I was a little incredulous – and curious.
So I went home and researched what it was all about. Turns out International Widows Day (IWD) is no laughing matter.
The day was introduced by the Loomba Foundation in 2005 to “address the poverty and injustice faced by widows and their children in many countries,” and officially recognized by the United Nations in 2010. It is observed annually on June 23 – the date in 1954 that Lord Raj Loomba’s mother became a widow with seven children at the age of 37.
In the Looma Foundation’s “World’s Widow Report” released in 2016, Lord Loomba said, ““Widowhood is a hidden calamity. When an earthquake, tsunami or any other natural calamity happens, the world takes notice. We can measure the number of people who are killed and the financial consequences. The calamity of widowhood is far greater, affecting almost one seventh of humanity, yet it is largely invisible.”
This story from CNN by Alexandra King and Masuma Ahujad and the UN’s report here made me realize that widows in other parts of the world have a lot more to deal with than just the grief of losing a spouse.
For starters, loss of income reduces widows – often with no marketable skills – and their children to extreme poverty levels. Discrimination from family and community members – due to cultural perceptions in some countries of widows being cursed or evil – torments the women, leaving them isolated, lonely, fearful, confused and overwhelmed as they struggle to provide for their children.
Some are forced to marry their husband’s brother. Others are subjected to degrading and life-threatening mourning and burial rites and other forms of widow abuse. They lose not only their husbands and often everything they have, but also their position in society and basic human rights; many suffer violence – and even death – at the hands of their own family members.
One of the women featured in CNN’s story is a 52-year-old widow from Kenya who lost her husband 10 years ago when he was murdered in tribal clashes. She says, “… To be a widow in my country, you will be neglected by relatives, isolated by people, oppressed and denied your rights by family members, society and local government officials.”
A 75-year-old widow from India says that after her second husband’s death, “his children and my only daughter started beating and abusing me, threatened me with dire consequences, and forced me to sign property papers.”
Definitely puts my own situation in perspective. It’s true, I’ve suffered a significant loss of income since losing Paul (as do the majority of widows in the United States), but my family and I are not in poverty.
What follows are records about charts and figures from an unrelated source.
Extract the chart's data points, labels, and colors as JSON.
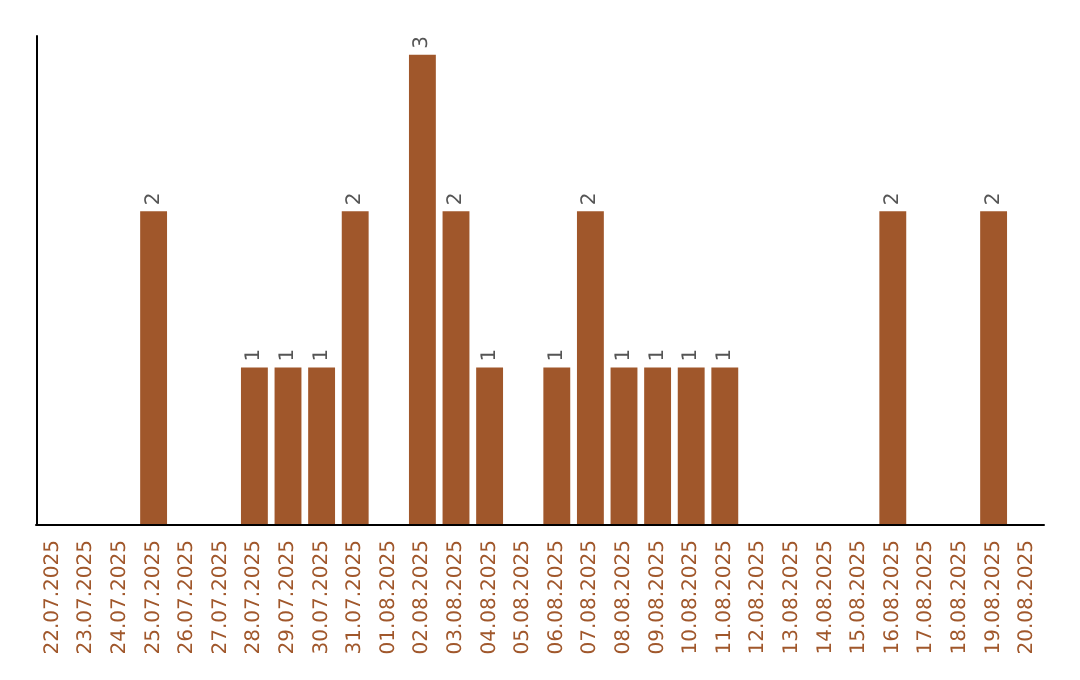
{
  "chart_data": {
    "type": "bar",
    "categories": [
      "22.07.2025",
      "23.07.2025",
      "24.07.2025",
      "25.07.2025",
      "26.07.2025",
      "27.07.2025",
      "28.07.2025",
      "29.07.2025",
      "30.07.2025",
      "31.07.2025",
      "01.08.2025",
      "02.08.2025",
      "03.08.2025",
      "04.08.2025",
      "05.08.2025",
      "06.08.2025",
      "07.08.2025",
      "08.08.2025",
      "09.08.2025",
      "10.08.2025",
      "11.08.2025",
      "12.08.2025",
      "13.08.2025",
      "14.08.2025",
      "15.08.2025",
      "16.08.2025",
      "17.08.2025",
      "18.08.2025",
      "19.08.2025",
      "20.08.2025"
    ],
    "values": [
      0,
      0,
      0,
      2,
      0,
      0,
      1,
      1,
      1,
      2,
      0,
      3,
      2,
      1,
      0,
      1,
      2,
      1,
      1,
      1,
      1,
      0,
      0,
      0,
      0,
      2,
      0,
      0,
      2,
      0
    ],
    "value_labels": [
      null,
      null,
      null,
      "2",
      null,
      null,
      "1",
      "1",
      "1",
      "2",
      null,
      "3",
      "2",
      "1",
      null,
      "1",
      "2",
      "1",
      "1",
      "1",
      "1",
      null,
      null,
      null,
      null,
      "2",
      null,
      null,
      "2",
      null
    ],
    "color": "#a0572b",
    "tick_labels": "x",
    "grid": false
  }
}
And though I continue to feel the emotional roller coaster of emotions as I navigate the grief process, I haven’t lost my status as a human being with dignity and basic human rights. Sure, I feel overwhelmed at times trying to manage the demands of being the head of household, but I have tons of support from family and loving friends who are all too happy to respond to my requests for help.
Though I dislike the real and painful effects I’m experiencing as a widow, I have much to be thankful for – and many sisters in widowhood to pray for.
Thanks to Emilie, I’ll know what to do when International Widows Day roles around next year. Instead of cracking up in disbelief, I’ll turn my attention, and that of those around me, to the plight of the estimated 259 million widows worldwide who suffer prejudice and discrimination. And I’ll thank God for those who work so tirelessly to care for us in our distress.